Понтифик, казалось, был исключительно доволен обещаниями Рафаэля и его покладистостью. Пухлые губы Папы изогнула спокойная улыбка, которая наконец разрушила напряжение, внезапно возникшее между ними.
– Ну что ж, я буду ждать этого с величайшим нетерпением.
Он по-отечески положил Рафаэлю руку на плечо. Квадратный изумруд на мизинце сверкнул в лучах солнца, проникавших в залу сквозь длинный ряд высоких застекленных окон со свинцовыми переплетами.
– А что насчет женщин, Рафаэлло мио? Я могу рассчитывать на то, что ты прекратишь отвлекаться на них, хотя бы до тех пор, пока не закончишь часть своих важных дел?
Резко очерченные ноздри Медичи затрепетали едва заметно, но Рафаэль понял предостережение, заключенное в этом вопросе. Кто знает, может, Микеланджело действительно вернулся в Рим только для того, чтобы ходатайствовать о завершении надгробия для Юлия? Или для того, чтобы оказать покровительство Себастьяно. Как бы то ни было, Рафаэль не мог позволить себе ошибок: от него зависели жизнь и благосостояние не одной дюжины помощников и учеников. От него и от расположения к ним понтифика.
– Даю вам слово, – заверил Рафаэль. И это обещание далось ему на удивление легко, потому что теперь его занимали не женщины вообще, а лишь одна из них, та таинственная девушка с холма Джаниколо. Узнал ли уже Джулио, кто она такая и где живет?
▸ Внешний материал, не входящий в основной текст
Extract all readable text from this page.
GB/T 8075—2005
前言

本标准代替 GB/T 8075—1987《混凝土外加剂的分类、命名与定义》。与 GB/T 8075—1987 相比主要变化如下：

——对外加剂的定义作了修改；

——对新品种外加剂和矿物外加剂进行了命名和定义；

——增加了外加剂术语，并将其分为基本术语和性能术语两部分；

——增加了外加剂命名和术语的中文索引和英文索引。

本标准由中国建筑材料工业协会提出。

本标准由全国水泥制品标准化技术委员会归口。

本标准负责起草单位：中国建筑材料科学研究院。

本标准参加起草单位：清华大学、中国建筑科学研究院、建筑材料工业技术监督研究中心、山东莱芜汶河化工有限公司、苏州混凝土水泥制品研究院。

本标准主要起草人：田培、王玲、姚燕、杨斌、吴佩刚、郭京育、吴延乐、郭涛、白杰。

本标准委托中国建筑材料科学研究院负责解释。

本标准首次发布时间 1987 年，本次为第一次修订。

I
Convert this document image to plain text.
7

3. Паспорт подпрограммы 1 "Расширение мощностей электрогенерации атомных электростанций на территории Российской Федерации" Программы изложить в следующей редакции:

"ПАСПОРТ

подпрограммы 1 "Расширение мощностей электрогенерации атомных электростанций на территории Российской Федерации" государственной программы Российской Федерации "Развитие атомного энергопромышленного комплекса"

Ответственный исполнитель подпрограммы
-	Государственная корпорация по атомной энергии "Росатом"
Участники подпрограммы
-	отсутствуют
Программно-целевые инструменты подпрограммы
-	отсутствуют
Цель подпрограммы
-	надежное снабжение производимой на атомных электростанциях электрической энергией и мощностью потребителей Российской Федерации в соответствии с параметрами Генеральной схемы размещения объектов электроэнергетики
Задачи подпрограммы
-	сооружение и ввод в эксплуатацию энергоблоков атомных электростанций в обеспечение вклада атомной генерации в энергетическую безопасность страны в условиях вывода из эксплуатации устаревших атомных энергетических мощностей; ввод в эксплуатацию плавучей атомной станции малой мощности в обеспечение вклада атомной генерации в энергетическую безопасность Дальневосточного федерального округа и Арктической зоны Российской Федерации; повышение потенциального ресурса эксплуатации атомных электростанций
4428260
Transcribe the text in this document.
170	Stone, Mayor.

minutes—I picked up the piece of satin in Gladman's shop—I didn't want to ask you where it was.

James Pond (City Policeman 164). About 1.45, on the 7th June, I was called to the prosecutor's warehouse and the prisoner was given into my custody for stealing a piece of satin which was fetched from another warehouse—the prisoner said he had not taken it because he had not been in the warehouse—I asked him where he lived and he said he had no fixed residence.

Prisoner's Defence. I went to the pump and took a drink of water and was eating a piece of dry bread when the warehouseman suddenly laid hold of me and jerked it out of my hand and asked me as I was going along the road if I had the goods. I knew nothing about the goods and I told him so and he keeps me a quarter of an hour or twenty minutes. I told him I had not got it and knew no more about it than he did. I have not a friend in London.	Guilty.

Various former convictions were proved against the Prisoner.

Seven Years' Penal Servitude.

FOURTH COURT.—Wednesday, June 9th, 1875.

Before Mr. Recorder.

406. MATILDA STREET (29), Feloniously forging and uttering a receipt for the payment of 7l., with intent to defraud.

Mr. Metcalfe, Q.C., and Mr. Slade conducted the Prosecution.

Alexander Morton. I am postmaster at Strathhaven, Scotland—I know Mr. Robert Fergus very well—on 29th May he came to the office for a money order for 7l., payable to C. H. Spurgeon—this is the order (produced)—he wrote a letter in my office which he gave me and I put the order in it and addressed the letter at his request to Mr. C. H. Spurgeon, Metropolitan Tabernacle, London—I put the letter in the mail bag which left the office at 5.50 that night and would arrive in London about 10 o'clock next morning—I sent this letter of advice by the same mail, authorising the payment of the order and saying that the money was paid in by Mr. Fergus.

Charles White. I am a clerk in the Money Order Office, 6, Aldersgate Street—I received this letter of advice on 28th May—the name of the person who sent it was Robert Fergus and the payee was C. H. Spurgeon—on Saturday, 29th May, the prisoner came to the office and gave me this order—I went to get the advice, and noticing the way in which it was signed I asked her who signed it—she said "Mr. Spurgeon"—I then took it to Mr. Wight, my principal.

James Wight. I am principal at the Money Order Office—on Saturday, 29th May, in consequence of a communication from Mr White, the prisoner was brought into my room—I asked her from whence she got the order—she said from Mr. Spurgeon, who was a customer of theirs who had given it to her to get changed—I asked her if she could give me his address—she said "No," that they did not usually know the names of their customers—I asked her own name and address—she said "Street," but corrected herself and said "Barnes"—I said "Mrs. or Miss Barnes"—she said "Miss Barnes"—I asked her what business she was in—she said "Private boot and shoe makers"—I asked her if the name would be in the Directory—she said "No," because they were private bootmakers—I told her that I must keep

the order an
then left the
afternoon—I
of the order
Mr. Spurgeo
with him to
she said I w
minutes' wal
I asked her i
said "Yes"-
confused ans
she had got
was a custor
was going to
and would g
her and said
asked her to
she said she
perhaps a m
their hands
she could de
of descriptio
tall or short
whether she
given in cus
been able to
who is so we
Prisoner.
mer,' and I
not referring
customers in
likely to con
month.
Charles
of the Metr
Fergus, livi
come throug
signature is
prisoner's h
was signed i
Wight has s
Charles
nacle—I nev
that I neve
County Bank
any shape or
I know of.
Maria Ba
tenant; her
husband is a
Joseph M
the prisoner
Как только Рафаэль ушел, от группы кардиналов, расположившихся возле Папы, отделился высокий представительный мужчина с густой черной бородой в тунике оранжевого шелка, облегающих штанах и отороченной мехом зеленой бархатной накидке. С его шеи свисал тяжелый бронзовый медальон. По обе стороны от понтифика воздвиглись два кардинала в алых мантиях. Ни дать ни взять подставки для пухлой церковной книги, подумал Агостино Киджи. С Джованни деи Медичи они дружили еще до того, как тот принял сан Папы Римского и имя Льва X, и Киджи понимал, что эта дружба была козырной картой в его колоде. Он никогда не забывал, по чьей милости обрел место за пышным обеденным столом в Ватикане, был зван на празднества с музыкой или охотничьи выезды – туда, где вершилась политика. Киджи сам заработал свое состояние. Лев же дал ему возможность этим состоянием воспользоваться.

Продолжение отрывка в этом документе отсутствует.